The senior administration official added that Britain and the United States are actively talking about what sanctions to broaden, including the possibility of sanctioning legal services in the future.

"Legal services are not on the list. And we made a judgment, at least for now, that if there was a desire to seek due process through a U.S. lawyer, we would allow that to continue," the official said.

"But we're reevaluating, you know, the breadth of these services, sanctions every day."

The announcement came as Europe and the global community commemorate the end of World War II in Europe and the end of fascism.

"Through its invasion of and actions in Ukraine since 2014, Russia has violated the international rules-based order, particularly the UN Charter, conceived after the Second World War to spare successive generations from the scourge of war," the leaders of the G7 said in a separate statement.

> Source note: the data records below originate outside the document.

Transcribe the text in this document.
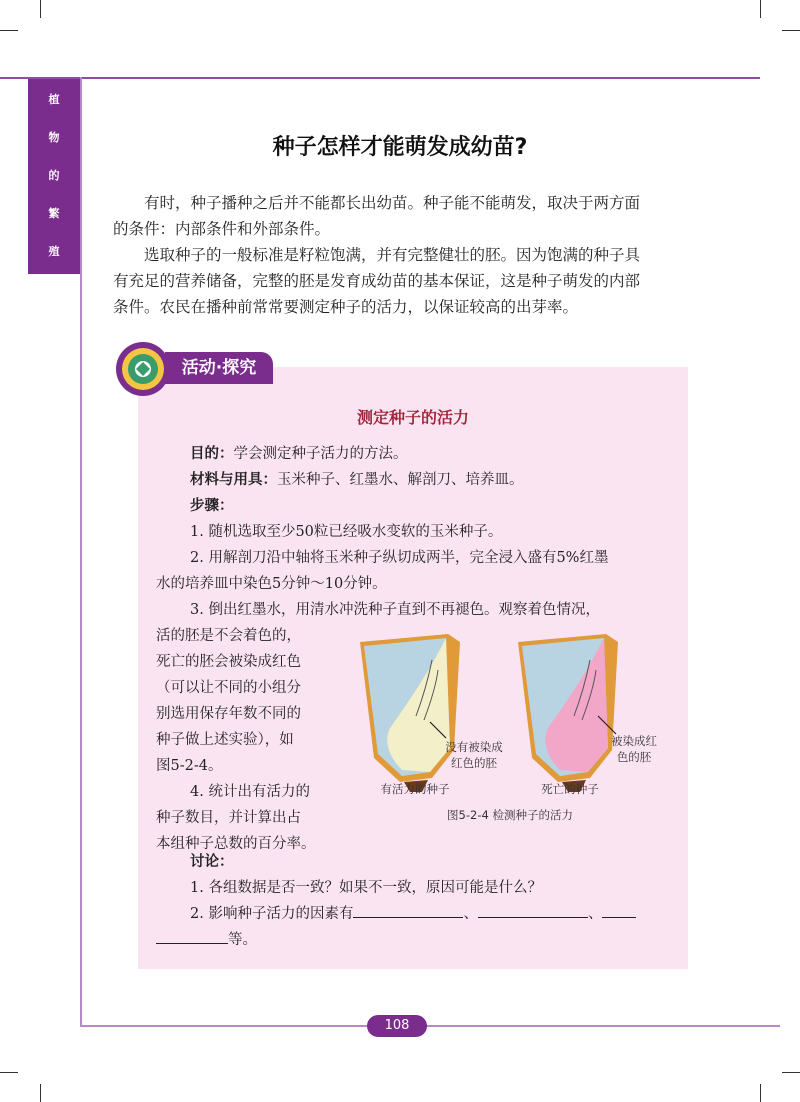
植
物
的
繁
殖
种子怎样才能萌发成幼苗?

有时，种子播种之后并不能都长出幼苗。种子能不能萌发，取决于两方面
的条件：内部条件和外部条件。

选取种子的一般标准是籽粒饱满，并有完整健壮的胚。因为饱满的种子具
有充足的营养储备，完整的胚是发育成幼苗的基本保证，这是种子萌发的内部
条件。农民在播种前常常要测定种子的活力，以保证较高的出芽率。

活动·探究
测定种子的活力

目的：学会测定种子活力的方法。

材料与用具：玉米种子、红墨水、解剖刀、培养皿。

步骤：

1. 随机选取至少50粒已经吸水变软的玉米种子。

2. 用解剖刀沿中轴将玉米种子纵切成两半，完全浸入盛有5%红墨

水的培养皿中染色5分钟～10分钟。

3. 倒出红墨水，用清水冲洗种子直到不再褪色。观察着色情况，

活的胚是不会着色的，
死亡的胚会被染成红色
（可以让不同的小组分
别选用保存年数不同的
种子做上述实验），如
图5-2-4。

4. 统计出有活力的
种子数目，并计算出占
本组种子总数的百分率。

没有被染成
红色的胚
被染成红
色的胚
有活力的种子	死亡的种子
图5-2-4 检测种子的活力

讨论：

1. 各组数据是否一致？如果不一致，原因可能是什么？

2. 影响种子活力的因素有	、	、

等。

108
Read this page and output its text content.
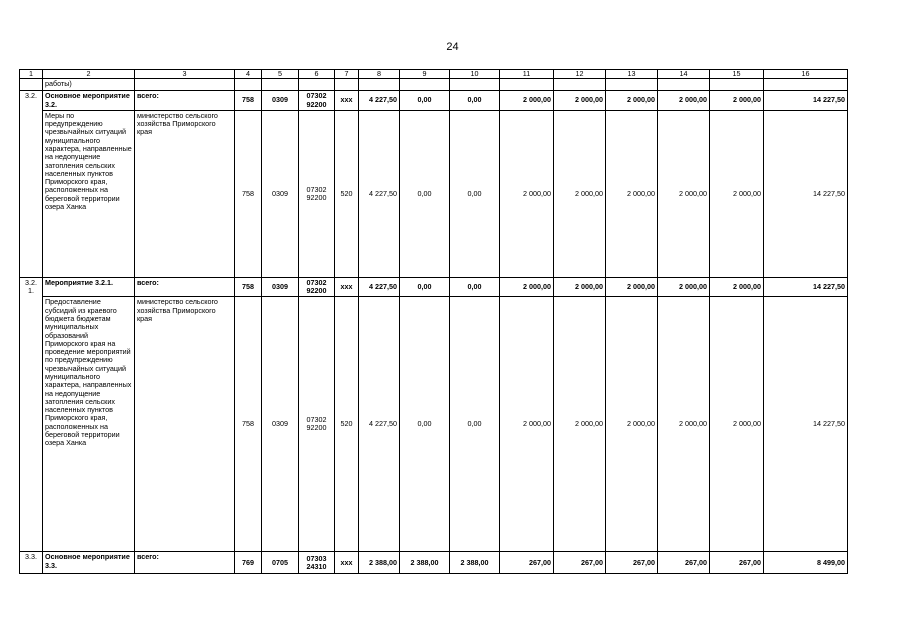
24
1	2	3	4	5	6	7	8	9	10	11	12	13	14	15	16
	работы)														
3.2.	Основное мероприятие 3.2.	всего:	758	0309	07302 92200	xxx	4 227,50	0,00	0,00	2 000,00	2 000,00	2 000,00	2 000,00	2 000,00	14 227,50
	Меры по предупреждению чрезвычайных ситуаций муниципального характера, направленные на недопущение затопления сельских населенных пунктов Приморского края, расположенных на береговой территории озера Ханка	министерство сельского хозяйства Приморского края	758	0309	07302 92200	520	4 227,50	0,00	0,00	2 000,00	2 000,00	2 000,00	2 000,00	2 000,00	14 227,50
3.2. 1.	Мероприятие 3.2.1.	всего:	758	0309	07302 92200	xxx	4 227,50	0,00	0,00	2 000,00	2 000,00	2 000,00	2 000,00	2 000,00	14 227,50
	Предоставление субсидий из краевого бюджета бюджетам муниципальных образований Приморского края на проведение мероприятий по предупреждению чрезвычайных ситуаций муниципального характера, направленных на недопущение затопления сельских населенных пунктов Приморского края, расположенных на береговой территории озера Ханка	министерство сельского хозяйства Приморского края	758	0309	07302 92200	520	4 227,50	0,00	0,00	2 000,00	2 000,00	2 000,00	2 000,00	2 000,00	14 227,50
3.3.	Основное мероприятие 3.3.	всего:	769	0705	07303 24310	xxx	2 388,00	2 388,00	2 388,00	267,00	267,00	267,00	267,00	267,00	8 499,00
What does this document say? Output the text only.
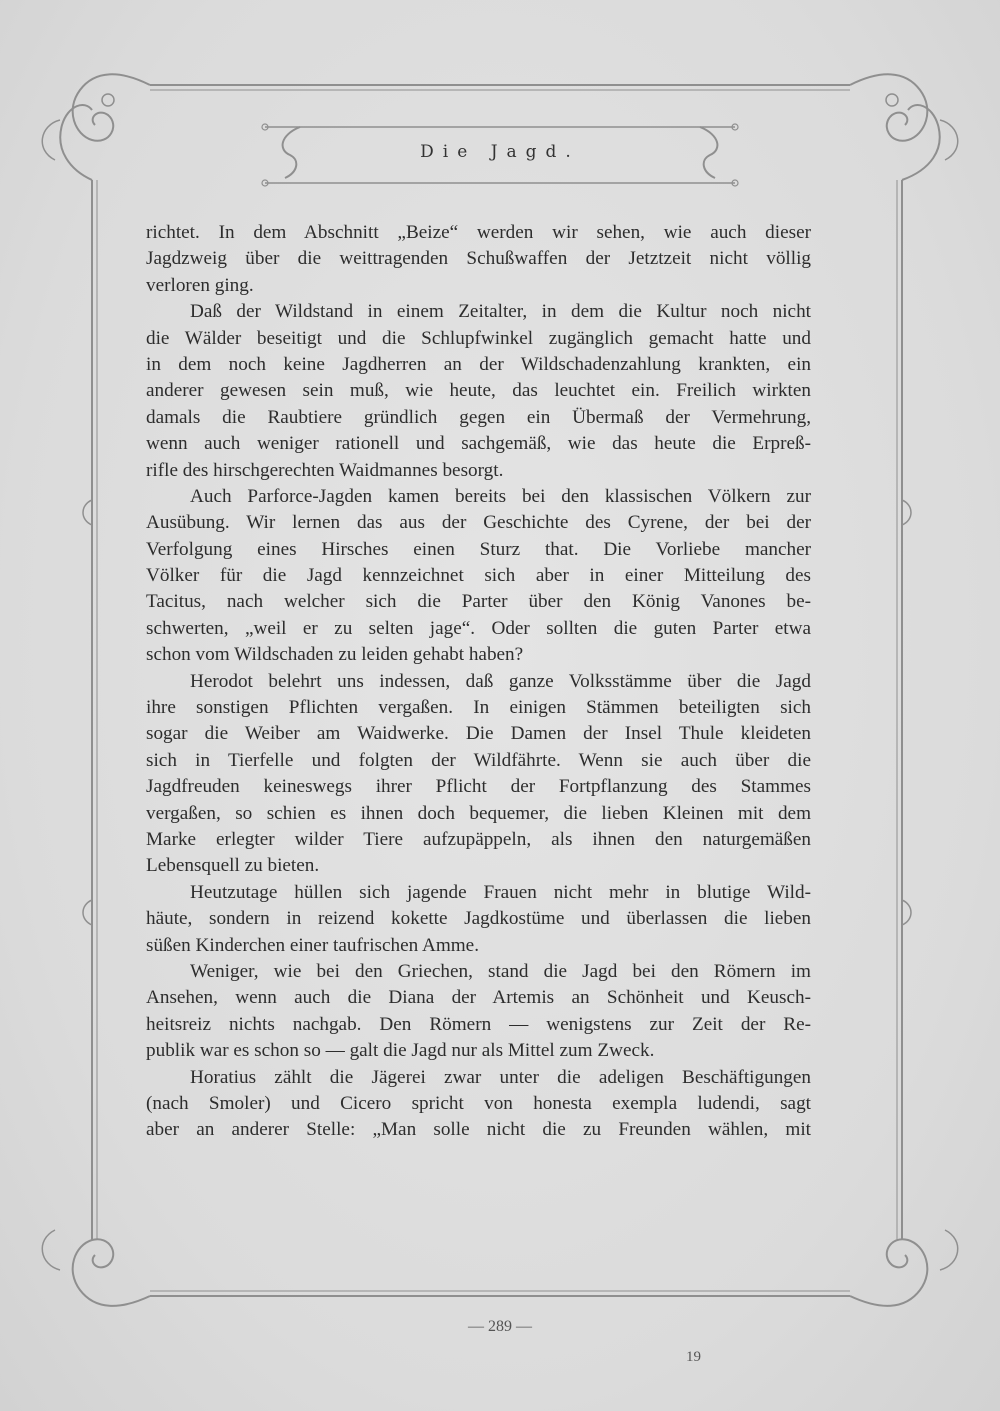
Die Jagd.

richtet. In dem Abschnitt „Beize“ werden wir sehen, wie auch dieser
Jagdzweig über die weittragenden Schußwaffen der Jetztzeit nicht völlig
verloren ging.

Daß der Wildstand in einem Zeitalter, in dem die Kultur noch nicht
die Wälder beseitigt und die Schlupfwinkel zugänglich gemacht hatte und
in dem noch keine Jagdherren an der Wildschadenzahlung krankten, ein
anderer gewesen sein muß, wie heute, das leuchtet ein. Freilich wirkten
damals die Raubtiere gründlich gegen ein Übermaß der Vermehrung,
wenn auch weniger rationell und sachgemäß, wie das heute die Erpreß-
rifle des hirschgerechten Waidmannes besorgt.

Auch Parforce-Jagden kamen bereits bei den klassischen Völkern zur
Ausübung. Wir lernen das aus der Geschichte des Cyrene, der bei der
Verfolgung eines Hirsches einen Sturz that. Die Vorliebe mancher
Völker für die Jagd kennzeichnet sich aber in einer Mitteilung des
Tacitus, nach welcher sich die Parter über den König Vanones be-
schwerten, „weil er zu selten jage“. Oder sollten die guten Parter etwa
schon vom Wildschaden zu leiden gehabt haben?

Herodot belehrt uns indessen, daß ganze Volksstämme über die Jagd
ihre sonstigen Pflichten vergaßen. In einigen Stämmen beteiligten sich
sogar die Weiber am Waidwerke. Die Damen der Insel Thule kleideten
sich in Tierfelle und folgten der Wildfährte. Wenn sie auch über die
Jagdfreuden keineswegs ihrer Pflicht der Fortpflanzung des Stammes
vergaßen, so schien es ihnen doch bequemer, die lieben Kleinen mit dem
Marke erlegter wilder Tiere aufzupäppeln, als ihnen den naturgemäßen
Lebensquell zu bieten.

Heutzutage hüllen sich jagende Frauen nicht mehr in blutige Wild-
häute, sondern in reizend kokette Jagdkostüme und überlassen die lieben
süßen Kinderchen einer taufrischen Amme.

Weniger, wie bei den Griechen, stand die Jagd bei den Römern im
Ansehen, wenn auch die Diana der Artemis an Schönheit und Keusch-
heitsreiz nichts nachgab. Den Römern — wenigstens zur Zeit der Re-
publik war es schon so — galt die Jagd nur als Mittel zum Zweck.

Horatius zählt die Jägerei zwar unter die adeligen Beschäftigungen
(nach Smoler) und Cicero spricht von honesta exempla ludendi, sagt
aber an anderer Stelle: „Man solle nicht die zu Freunden wählen, mit

— 289 —
19
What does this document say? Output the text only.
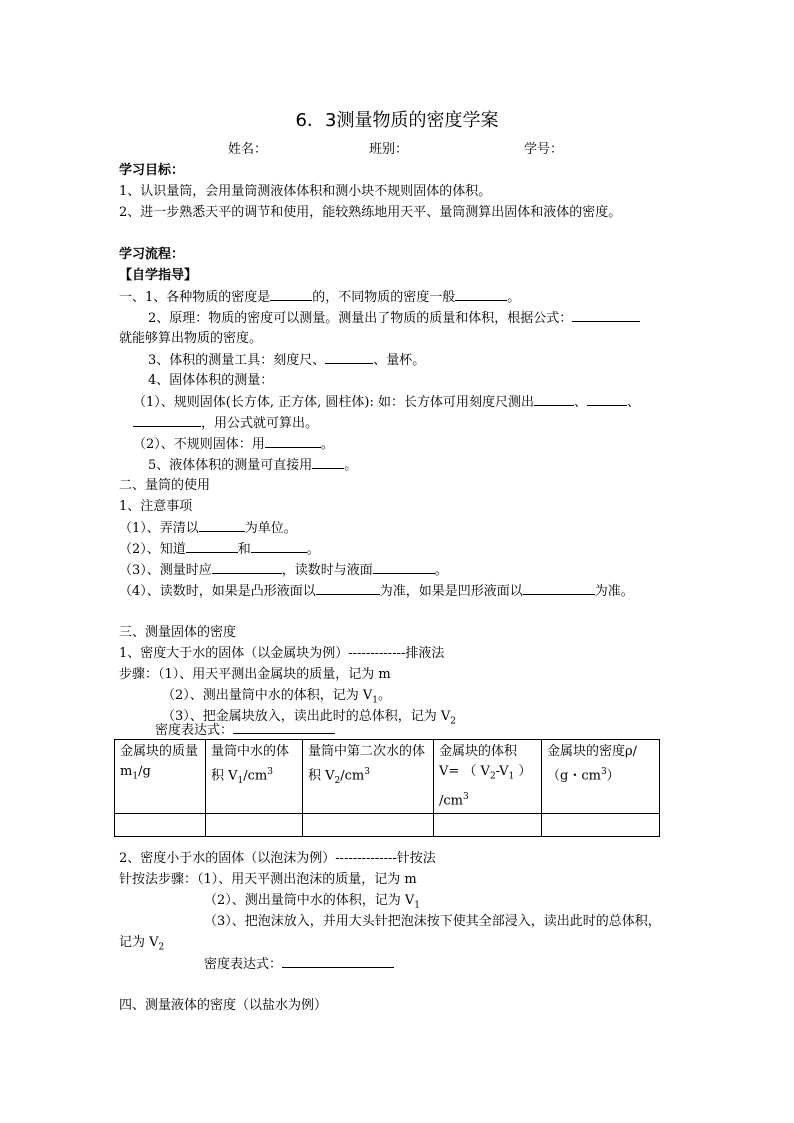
6．3测量物质的密度学案
姓名：	班别：	学号：
学习目标：
1、认识量筒，会用量筒测液体体积和测小块不规则固体的体积。
2、进一步熟悉天平的调节和使用，能较熟练地用天平、量筒测算出固体和液体的密度。
学习流程：
【自学指导】
一、1、各种物质的密度是	的，不同物质的密度一般	。
2、原理：物质的密度可以测量。测量出了物质的质量和体积，根据公式：
就能够算出物质的密度。
3、体积的测量工具：刻度尺、	、量杯。
4、固体体积的测量：
（1）、规则固体(长方体, 正方体, 圆柱体): 如：长方体可用刻度尺测出	、	、
，用公式就可算出。
（2）、不规则固体：用	。
5、液体体积的测量可直接用 。
二、量筒的使用
1、注意事项
（1）、弄清以	为单位。
（2）、知道	和	。
（3）、测量时应	，读数时与液面	。
（4）、读数时，如果是凸形液面以	为准，如果是凹形液面以	为准。
三、测量固体的密度
1、密度大于水的固体（以金属块为例）-------------排液法
步骤：（1）、用天平测出金属块的质量，记为 m
（2）、测出量筒中水的体积，记为 $V_1$。
（3）、把金属块放入，读出此时的总体积，记为 $V_2$
密度表达式：
金属块的质量 $m_1/g$	量筒中水的体积 $V_1/cm^3$	量筒中第二次水的体积 $V_2/cm^3$	金属块的体积 V= （ $V_2-V_1$ ）
$/cm^3$	金属块的密度ρ/（g・$cm^3$）

2、密度小于水的固体（以泡沫为例）--------------针按法
针按法步骤：（1）、用天平测出泡沫的质量，记为 m
（2）、测出量筒中水的体积，记为 $V_1$
（3）、把泡沫放入，并用大头针把泡沫按下使其全部浸入，读出此时的总体积，
记为 $V_2$
密度表达式：
四、测量液体的密度（以盐水为例）
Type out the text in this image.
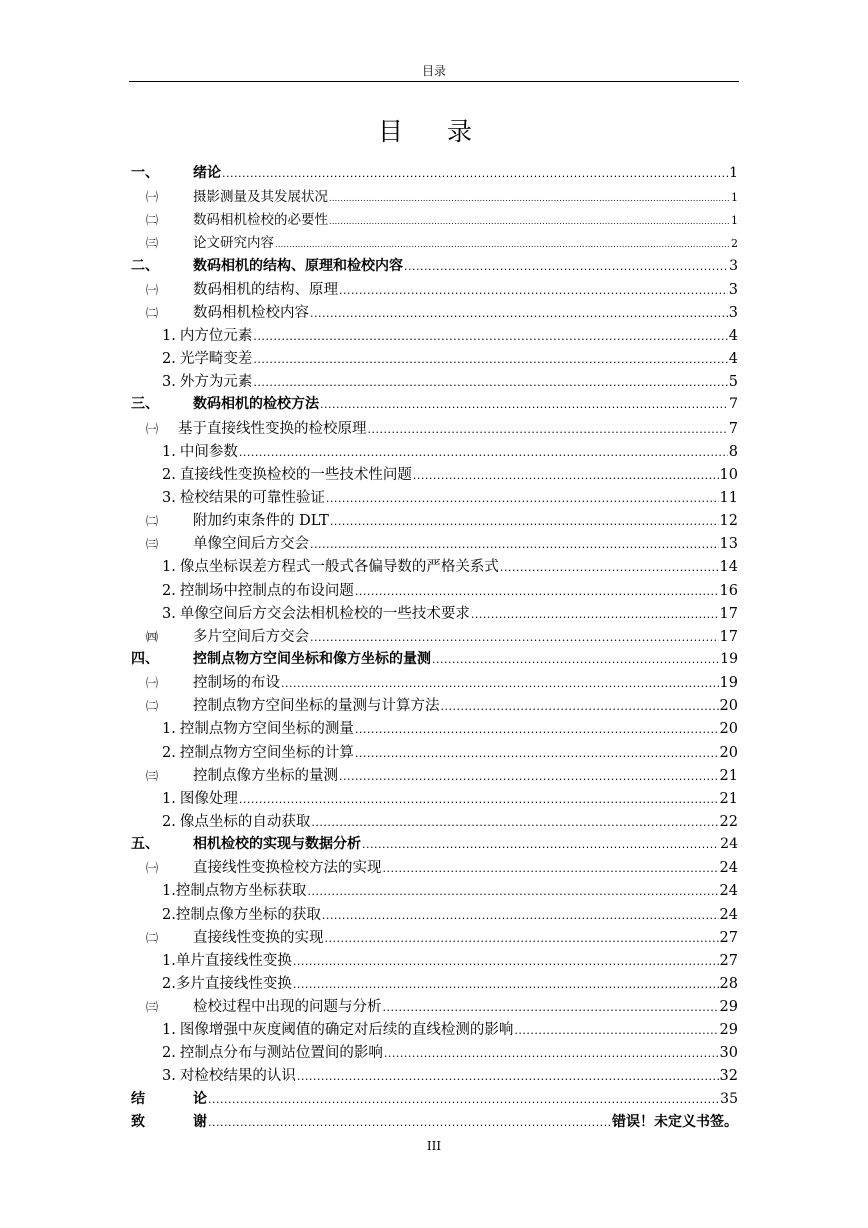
目录
目 录
一、	绪论 .....	1
㈠	摄影测量及其发展状况 .....	1
㈡	数码相机检校的必要性 .....	1
㈢	论文研究内容 .....	2
二、	数码相机的结构、原理和检校内容 .....	3
㈠	数码相机的结构、原理 .....	3
㈡	数码相机检校内容 .....	3
1. 内方位元素 .....	4
2. 光学畸变差 .....	4
3. 外方为元素 .....	5
三、	数码相机的检校方法 .....	7
㈠	基于直接线性变换的检校原理 .....	7
1. 中间参数 .....	8
2. 直接线性变换检校的一些技术性问题 .....	10
3. 检校结果的可靠性验证 .....	11
㈡	附加约束条件的 DLT .....	12
㈢	单像空间后方交会 .....	13
1. 像点坐标误差方程式一般式各偏导数的严格关系式 .....	14
2. 控制场中控制点的布设问题 .....	16
3. 单像空间后方交会法相机检校的一些技术要求 .....	17
㈣	多片空间后方交会 .....	17
四、	控制点物方空间坐标和像方坐标的量测 .....	19
㈠	控制场的布设 .....	19
㈡	控制点物方空间坐标的量测与计算方法 .....	20
1. 控制点物方空间坐标的测量 .....	20
2. 控制点物方空间坐标的计算 .....	20
㈢	控制点像方坐标的量测 .....	21
1. 图像处理 .....	21
2. 像点坐标的自动获取 .....	22
五、	相机检校的实现与数据分析 .....	24
㈠	直接线性变换检校方法的实现 .....	24
1. 控制点物方坐标获取 .....	24
2. 控制点像方坐标的获取 .....	24
㈡	直接线性变换的实现 .....	27
1. 单片直接线性变换 .....	27
2. 多片直接线性变换 .....	28
㈢	检校过程中出现的问题与分析 .....	29
1. 图像增强中灰度阈值的确定对后续的直线检测的影响 .....	29
2. 控制点分布与测站位置间的影响 .....	30
3. 对检校结果的认识 .....	32
结	论 .....	35
致	谢 .....	错误！未定义书签。
III
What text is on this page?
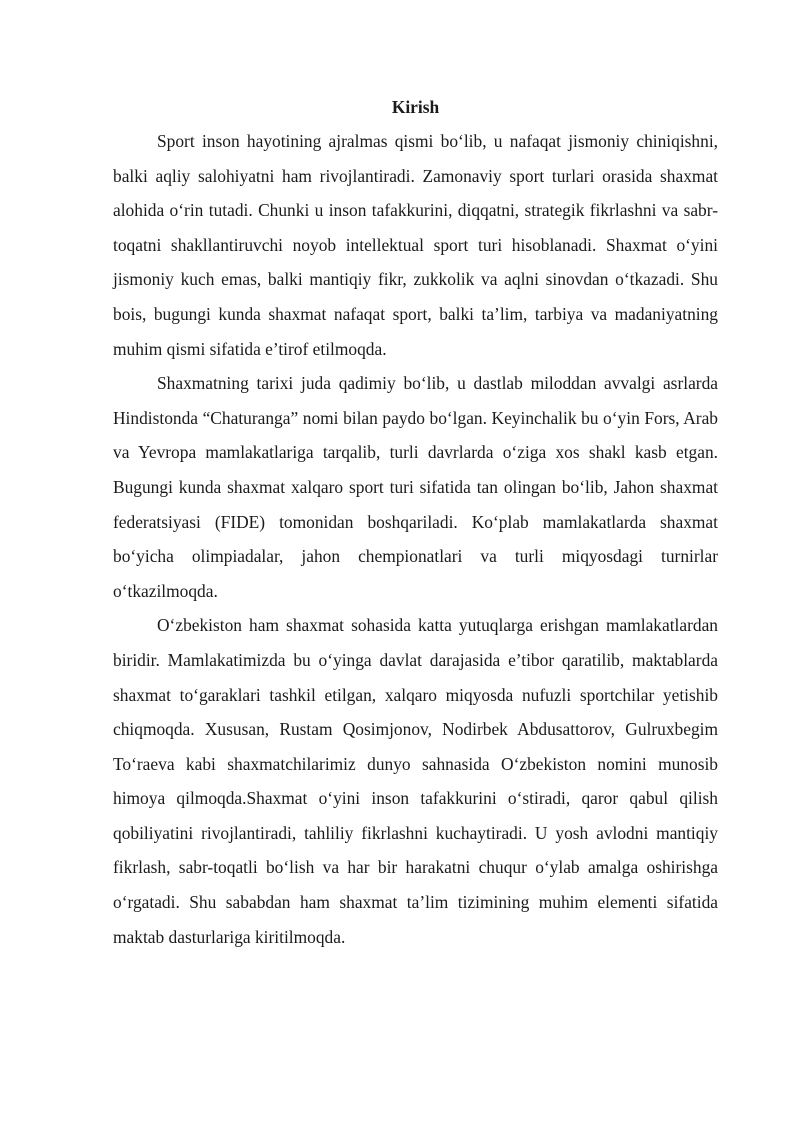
Kirish

Sport inson hayotining ajralmas qismi bo‘lib, u nafaqat jismoniy chiniqishni, balki aqliy salohiyatni ham rivojlantiradi. Zamonaviy sport turlari orasida shaxmat alohida o‘rin tutadi. Chunki u inson tafakkurini, diqqatni, strategik fikrlashni va sabr-toqatni shakllantiruvchi noyob intellektual sport turi hisoblanadi. Shaxmat o‘yini jismoniy kuch emas, balki mantiqiy fikr, zukkolik va aqlni sinovdan o‘tkazadi. Shu bois, bugungi kunda shaxmat nafaqat sport, balki ta’lim, tarbiya va madaniyatning muhim qismi sifatida e’tirof etilmoqda.

Shaxmatning tarixi juda qadimiy bo‘lib, u dastlab miloddan avvalgi asrlarda Hindistonda “Chaturanga” nomi bilan paydo bo‘lgan. Keyinchalik bu o‘yin Fors, Arab va Yevropa mamlakatlariga tarqalib, turli davrlarda o‘ziga xos shakl kasb etgan. Bugungi kunda shaxmat xalqaro sport turi sifatida tan olingan bo‘lib, Jahon shaxmat federatsiyasi (FIDE) tomonidan boshqariladi. Ko‘plab mamlakatlarda shaxmat bo‘yicha olimpiadalar, jahon chempionatlari va turli miqyosdagi turnirlar o‘tkazilmoqda.

O‘zbekiston ham shaxmat sohasida katta yutuqlarga erishgan mamlakatlardan biridir. Mamlakatimizda bu o‘yinga davlat darajasida e’tibor qaratilib, maktablarda shaxmat to‘garaklari tashkil etilgan, xalqaro miqyosda nufuzli sportchilar yetishib chiqmoqda. Xususan, Rustam Qosimjonov, Nodirbek Abdusattorov, Gulruxbegim To‘raeva kabi shaxmatchilarimiz dunyo sahnasida O‘zbekiston nomini munosib himoya qilmoqda.Shaxmat o‘yini inson tafakkurini o‘stiradi, qaror qabul qilish qobiliyatini rivojlantiradi, tahliliy fikrlashni kuchaytiradi. U yosh avlodni mantiqiy fikrlash, sabr-toqatli bo‘lish va har bir harakatni chuqur o‘ylab amalga oshirishga o‘rgatadi. Shu sababdan ham shaxmat ta’lim tizimining muhim elementi sifatida maktab dasturlariga kiritilmoqda.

The leaders said that Zelensky said on the call that Ukraine aims to secure its ability to protect itself in the future and that the country is committed to working with the group to support its economic stability as the country rebuilds.

"We will pursue our ongoing military and defense assistance to the Ukrainian Armed Forces, continue supporting Ukraine in defending its networks against cyber incidents, and expand our cooperation, including on information security," the G7 said.

"We will continue to support Ukraine in increasing its economic and energy security."

The G7 leaders said that their countries will "spare no effort" to hold Russian President Vladimir Putin, as well as the Lukashenko regime in Belarus, accountable for the war in Ukraine.